Loonshoots: How to Nurture the Crazy Ideas That Win Wars, Cure Diseases, and Transform Industries, by Safi Bahcall
Chosen as one of Financial Times’ Summer books of 2019, Safi Bahcall’s Loonshoots will challenge how you think. She eloquently creates an entire new way of seeing how and why some people succeed and some don’t. Written with a dash of humour and a whole lot of ideas, it will spur you to facilitate innovations, think clearer and shoot for the moon. Chock-full of examples and stories, this book will show you how group dynamics can either hinder or help psychological safety, which is needed for the crazy innovators and thinkers to live and breathe. If you want to cultivate your hunger, passion and crazy dreams, this book is for you.
Spotify Untold, by Jonas Leijonhufvud & Sven Carlsson
Investigative tech journalists Jonas Leijonhufvud and Sven Carlsson take you on a wild ride int the untold story of Spotify and detail how Daniel Ek, an intelligent and ambitious university drop-out put everything he had on an idea and how, with Martin Lorentzon as his financial partner, he managed to build Spotify into a global success story. We’d tell you what happens but we don’t want to spoil it for you (what we will say is that it includes music labels, challenges and Steve Jobs). Spotify Untold will leave you breathless and yearning for a big idea to bet on.
Range: Why Generalists Triumph in a Specialised World, by David Epstein
From parenting to business, education and sports, Range is a generalists’ handbook. If you’ve ever thought that the only road to success is to start early, pick something to specialise in as early as possible and cut out any tangents, you’re in for a mind-blowing treat. David Epstein will convince you to rethink how you think, learn and live and make you reconsider everything you’ve been told about success. In Range, science meets analytical thinking and great stories.

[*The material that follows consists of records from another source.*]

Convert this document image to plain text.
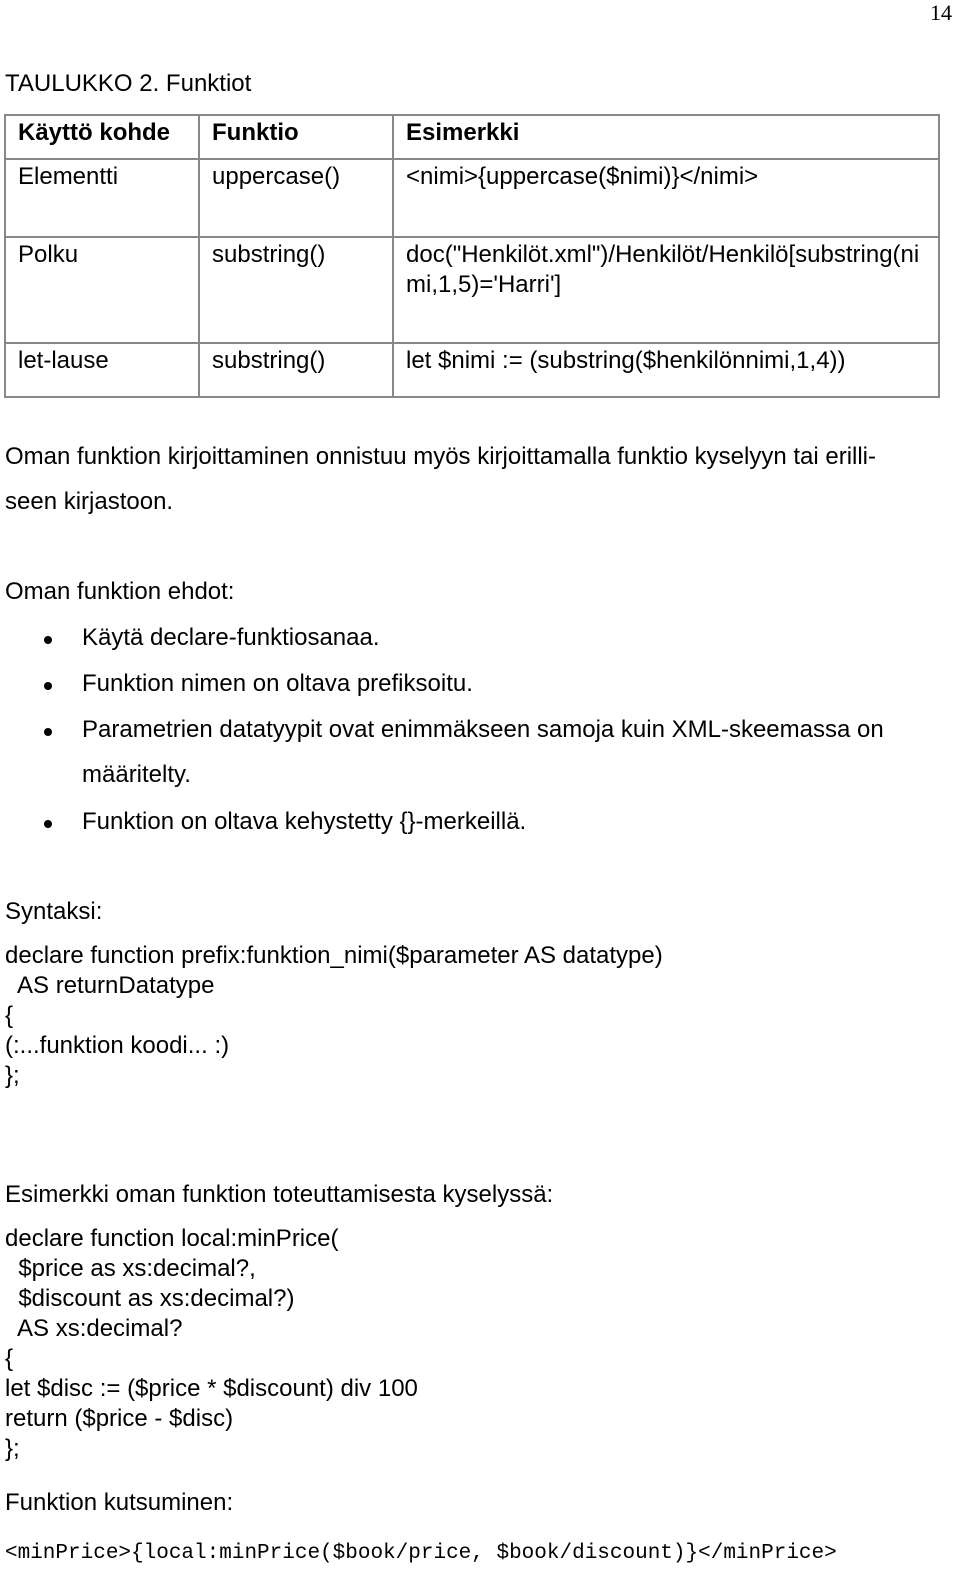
14
TAULUKKO 2. Funktiot
Käyttö kohde	Funktio	Esimerkki
Elementti	uppercase()	<nimi>{uppercase($nimi)}</nimi>
Polku	substring()	doc("Henkilöt.xml")/Henkilöt/Henkilö[substring(nimi,1,5)='Harri']
let-lause	substring()	let $nimi := (substring($henkilönnimi,1,4))
Oman funktion kirjoittaminen onnistuu myös kirjoittamalla funktio kyselyyn tai erilli-
seen kirjastoon.
Oman funktion ehdot:
Käytä declare-funktiosanaa.
Funktion nimen on oltava prefiksoitu.
Parametrien datatyypit ovat enimmäkseen samoja kuin XML-skeemassa on
määritelty.
Funktion on oltava kehystetty {}-merkeillä.
Syntaksi:
declare function prefix:funktion_nimi($parameter AS datatype)
AS returnDatatype
{
(:...funktion koodi... :)
};
Esimerkki oman funktion toteuttamisesta kyselyssä:
declare function local:minPrice(
$price as xs:decimal?,
$discount as xs:decimal?)
AS xs:decimal?
{
let $disc := ($price * $discount) div 100
return ($price - $disc)
};
Funktion kutsuminen:
<minPrice>{local:minPrice($book/price, $book/discount)}</minPrice>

An essential for any employer, employee, parent, coach and athlete.
Measure What Matters: How Google, Bono, and the Gates Foundation Rock the World with OKRs, by John Doerr
In Measure What Matters, venture capitalist legend John Doerr explains tech giants like Google have successfully used the goal-setting system of OKRs (Objectives and Key Results) to achieve unprecedented growth. He first discovered OKRs as an engineer at Intel in the 1970s, when the legendary Andy Grove (that Doerr calls “the greatest manager of any era”) drove the company (that Doerr calls the best-run company he’s ever seen). Doerr used the system in more than fifty companies and wherever it was practiced, it worked. In this book, he shares case studies and incredibly successful people’s narratives to give an idea of what OKRs are and why you should start using them now.